Thumb is a subset of the ARM instruction set encoded in 16-bit wide instructions.

  • Requires 70% of the space of ARM code.
  • Uses 40% more instructions than equivalent ARM code.

A CPU has Thumb support if it has a T in its name, or it is architecture v6 or later.

  • With 32-bit memory:
    • ARM code is 40% faster than Thumb code.
  • With 16-bit memory:
    • Thumb code is 45% faster than ARM code.

Uses 30% less external memory power than ARM code.

Remarks

The slide quotes ARM’s “ideal” values.

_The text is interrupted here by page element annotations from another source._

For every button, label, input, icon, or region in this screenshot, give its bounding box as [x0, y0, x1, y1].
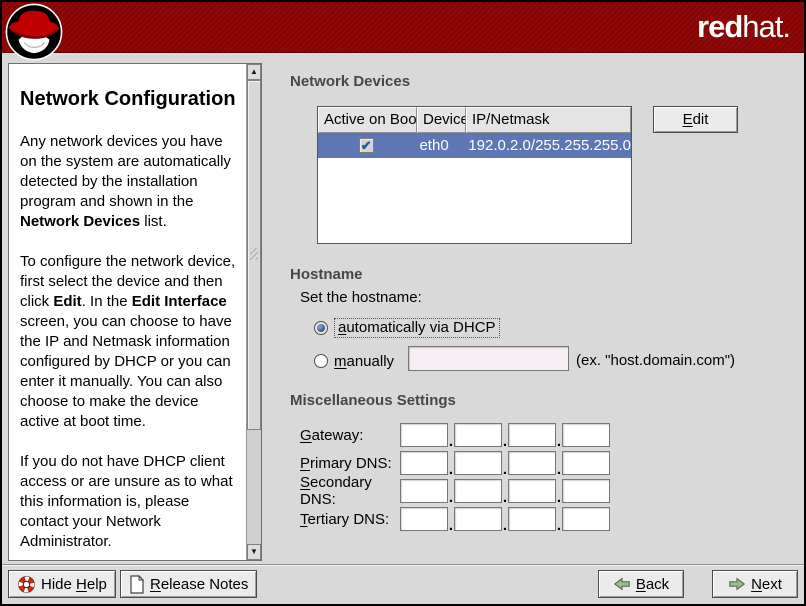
auto-dhcp-label[interactable]: automatically via DHCP: [334, 318, 500, 338]
edit-button-label: Edit: [683, 111, 709, 128]
help-title: Network Configuration: [20, 86, 237, 112]
document-icon: [129, 575, 145, 594]
scrollbar-up-arrow-icon[interactable]: ▲: [247, 64, 261, 80]
release-notes-button[interactable]: Release Notes: [120, 570, 257, 598]
table-row-eth0[interactable]: ✔ eth0 192.0.2.0/255.255.255.0: [318, 133, 631, 158]
primary-dns-octet-1[interactable]: [400, 451, 448, 475]
footer-separator: [2, 564, 804, 566]
next-label: Next: [751, 576, 782, 593]
help-text: Network Configuration Any network device…: [20, 76, 237, 559]
hostname-title: Hostname: [290, 266, 363, 283]
tertiary-dns-label: Tertiary DNS:: [300, 511, 400, 528]
next-arrow-icon: [728, 576, 746, 592]
tertiary-dns-octet-3[interactable]: [508, 507, 556, 531]
tertiary-dns-octet-1[interactable]: [400, 507, 448, 531]
radio-auto-dhcp[interactable]: [314, 321, 328, 335]
secondary-dns-octet-2[interactable]: [454, 479, 502, 503]
hostname-example-hint: (ex. "host.domain.com"): [576, 352, 735, 369]
installer-window: redhat. Network Configuration Any networ…: [0, 0, 806, 606]
back-label: Back: [636, 576, 669, 593]
redhat-shadowman-logo-icon: [5, 2, 63, 62]
secondary-dns-label: Secondary DNS:: [300, 474, 400, 508]
secondary-dns-octet-4[interactable]: [562, 479, 610, 503]
edit-button[interactable]: Edit: [653, 106, 738, 133]
primary-dns-row: Primary DNS: . . .: [300, 451, 610, 475]
secondary-dns-octet-1[interactable]: [400, 479, 448, 503]
gateway-row: Gateway: . . .: [300, 423, 610, 447]
help-paragraph: To configure the network device, first s…: [20, 252, 237, 432]
column-header-ip-netmask[interactable]: IP/Netmask: [466, 107, 631, 133]
wordmark-bold: red: [697, 9, 742, 44]
back-arrow-icon: [613, 576, 631, 592]
back-button[interactable]: Back: [598, 570, 684, 598]
device-cell: eth0: [414, 137, 462, 154]
hostname-input[interactable]: [408, 346, 569, 371]
scrollbar-grip-icon: [250, 248, 258, 260]
primary-dns-label: Primary DNS:: [300, 455, 400, 472]
release-notes-label: Release Notes: [150, 576, 248, 593]
primary-dns-octet-2[interactable]: [454, 451, 502, 475]
help-paragraph: Any network devices you have on the syst…: [20, 132, 237, 232]
active-on-boot-checkbox[interactable]: ✔: [359, 138, 374, 153]
radio-manual[interactable]: [314, 354, 328, 368]
scrollbar-down-arrow-icon[interactable]: ▼: [247, 544, 261, 560]
network-devices-title: Network Devices: [290, 73, 410, 90]
help-scrollbar[interactable]: ▲ ▼: [246, 64, 261, 560]
hostname-auto-option[interactable]: automatically via DHCP: [314, 318, 500, 338]
wordmark-thin: hat.: [742, 9, 790, 44]
redhat-wordmark: redhat.: [697, 9, 790, 45]
help-paragraph: If you do not have DHCP client access or…: [20, 452, 237, 552]
lifesaver-icon: [17, 575, 36, 594]
tertiary-dns-row: Tertiary DNS: . . .: [300, 507, 610, 531]
gateway-octet-1[interactable]: [400, 423, 448, 447]
gateway-octet-2[interactable]: [454, 423, 502, 447]
secondary-dns-row: Secondary DNS: . . .: [300, 479, 610, 503]
misc-settings-title: Miscellaneous Settings: [290, 392, 456, 409]
table-header-row: Active on Boot Device IP/Netmask: [318, 107, 631, 133]
scrollbar-thumb[interactable]: [247, 80, 261, 430]
hostname-manual-option[interactable]: manually: [314, 351, 394, 371]
active-on-boot-cell: ✔: [318, 138, 414, 153]
secondary-dns-octet-3[interactable]: [508, 479, 556, 503]
hide-help-button[interactable]: Hide Help: [8, 570, 116, 598]
gateway-label: Gateway:: [300, 427, 400, 444]
gateway-octet-4[interactable]: [562, 423, 610, 447]
help-panel: Network Configuration Any network device…: [8, 63, 262, 561]
help-paragraphs: Any network devices you have on the syst…: [20, 132, 237, 552]
checkmark-icon: ✔: [361, 139, 372, 152]
ip-netmask-cell: 192.0.2.0/255.255.255.0: [462, 137, 631, 154]
primary-dns-octet-4[interactable]: [562, 451, 610, 475]
header-bar: redhat.: [2, 2, 804, 53]
gateway-octet-3[interactable]: [508, 423, 556, 447]
next-button[interactable]: Next: [712, 570, 798, 598]
tertiary-dns-octet-4[interactable]: [562, 507, 610, 531]
primary-dns-octet-3[interactable]: [508, 451, 556, 475]
column-header-device[interactable]: Device: [417, 107, 466, 133]
network-devices-table[interactable]: Active on Boot Device IP/Netmask ✔ eth0 …: [317, 106, 632, 244]
manual-label[interactable]: manually: [334, 353, 394, 370]
set-hostname-label: Set the hostname:: [300, 289, 422, 306]
hide-help-label: Hide Help: [41, 576, 107, 593]
column-header-active-on-boot[interactable]: Active on Boot: [318, 107, 417, 133]
tertiary-dns-octet-2[interactable]: [454, 507, 502, 531]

Take with a pinch of salt.

Limitations

Thumb is not a complete architecture: you can’t have a Thumb-only CPU.

Some of the limitations of Thumb mode include:

  • Conditional execution only exists for branch instructions.
  • Data processing ops use a two-address format, as opposed to ARM’s three-address format.
  • Its instruction encodings are less regular than ARM’s.

Thumb uses the same register set as ARM — but only R0-R7.

Remarks

Whereas R13’s role as the stack pointer is a convention in ARM mode, in Thumb mode it’s more hard-wired.